What did we accomplish in 2019?
We stood in solidarity with workers…
In Los Angeles, our membership held the line in solidarity
with 30,000 striking United Teachers of Los Angeles
members, demanding smaller
class sizes, more resources for public school kids, and better pay for
teachers and school workers. We also organized #TacosForTeachers,
which provided over $40,000 worth of tacos via local vendors, to striking teachers and
their allies during the strike. The union won that fight.
We walked the line with striking
UAW workers at the General Motors plant in Rancho Cucamonga as part of
the first nationwide strike against the
automotive industry in over a decade. The union won that round as
well.
We also stood in solidarity with
UFCW 770 grocery store
workers, Amazon workers, the University Technical Professional
Employees of the UC System,
with the
UCLA Medical Residents Union
Organizing Committee, a
local of SEIU, and with
UNITE HERE! Local 11 in fighting against the overreach of big
bosses, nefarious hoteliers, and other bad actors.

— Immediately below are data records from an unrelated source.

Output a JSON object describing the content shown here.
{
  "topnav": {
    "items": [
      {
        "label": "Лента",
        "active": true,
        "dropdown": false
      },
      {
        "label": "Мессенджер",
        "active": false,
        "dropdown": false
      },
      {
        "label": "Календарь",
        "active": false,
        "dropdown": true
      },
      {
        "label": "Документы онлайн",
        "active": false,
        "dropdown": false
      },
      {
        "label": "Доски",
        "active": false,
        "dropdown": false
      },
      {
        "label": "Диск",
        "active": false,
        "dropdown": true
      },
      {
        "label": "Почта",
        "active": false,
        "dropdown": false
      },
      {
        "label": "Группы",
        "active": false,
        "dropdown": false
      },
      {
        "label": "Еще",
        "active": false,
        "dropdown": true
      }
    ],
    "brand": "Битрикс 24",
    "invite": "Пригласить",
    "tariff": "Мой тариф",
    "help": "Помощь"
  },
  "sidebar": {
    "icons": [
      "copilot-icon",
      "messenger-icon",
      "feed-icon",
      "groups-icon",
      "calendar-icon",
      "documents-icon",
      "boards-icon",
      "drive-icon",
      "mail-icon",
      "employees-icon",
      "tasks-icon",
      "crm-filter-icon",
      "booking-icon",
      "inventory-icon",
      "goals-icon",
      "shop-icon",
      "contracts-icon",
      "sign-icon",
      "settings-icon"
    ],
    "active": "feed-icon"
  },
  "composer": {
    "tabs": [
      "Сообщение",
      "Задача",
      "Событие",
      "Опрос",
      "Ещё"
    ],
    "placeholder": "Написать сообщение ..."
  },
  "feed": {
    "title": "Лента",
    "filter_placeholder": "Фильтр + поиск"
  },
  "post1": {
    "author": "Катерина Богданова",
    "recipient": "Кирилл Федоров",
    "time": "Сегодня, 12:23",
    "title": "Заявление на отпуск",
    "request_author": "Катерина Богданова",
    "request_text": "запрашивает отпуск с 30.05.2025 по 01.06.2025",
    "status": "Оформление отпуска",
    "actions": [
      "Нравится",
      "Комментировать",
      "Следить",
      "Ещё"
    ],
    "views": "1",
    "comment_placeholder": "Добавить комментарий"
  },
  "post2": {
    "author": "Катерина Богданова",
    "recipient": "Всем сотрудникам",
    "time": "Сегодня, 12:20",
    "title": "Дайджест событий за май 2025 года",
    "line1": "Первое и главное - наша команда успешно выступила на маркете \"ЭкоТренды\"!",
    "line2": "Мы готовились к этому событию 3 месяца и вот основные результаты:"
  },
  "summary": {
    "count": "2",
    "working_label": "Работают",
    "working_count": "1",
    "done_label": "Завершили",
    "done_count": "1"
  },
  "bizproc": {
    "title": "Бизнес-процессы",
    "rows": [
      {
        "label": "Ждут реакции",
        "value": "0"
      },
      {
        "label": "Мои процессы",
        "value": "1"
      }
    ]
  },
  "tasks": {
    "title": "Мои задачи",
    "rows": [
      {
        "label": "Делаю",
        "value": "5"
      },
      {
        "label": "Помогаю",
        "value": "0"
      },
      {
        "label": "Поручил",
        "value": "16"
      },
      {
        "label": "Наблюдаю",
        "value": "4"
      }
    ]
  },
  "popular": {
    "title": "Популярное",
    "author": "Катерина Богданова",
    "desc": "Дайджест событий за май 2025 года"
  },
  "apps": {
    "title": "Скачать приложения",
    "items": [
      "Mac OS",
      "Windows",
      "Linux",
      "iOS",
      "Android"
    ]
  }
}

This past month, we joined over 4,000 striking mental health
clinicians of the National Union of Healthcare Workers
(NUHW) across California in
protesting severe wait times and accessibility issues for Kaiser
Permanante’s mental healthcare patients. Our own DSA-LA members were
among the rank and file leaders of the picket line, and DSA-LA stands
by ready to join the NUHW on the line again when they ask.
We campaigned for socialist and progessive political
leaders…
We campaigned for DSA-LA member, Jackie
Goldberg, to take the open Los Angeles Unified School District School
Board seat in 2019, and to
flip the core of that body from charter school shills to public school
champions. Jackie won that race and now we have a true, progressive and
socialist hero on the LAUSD School Board.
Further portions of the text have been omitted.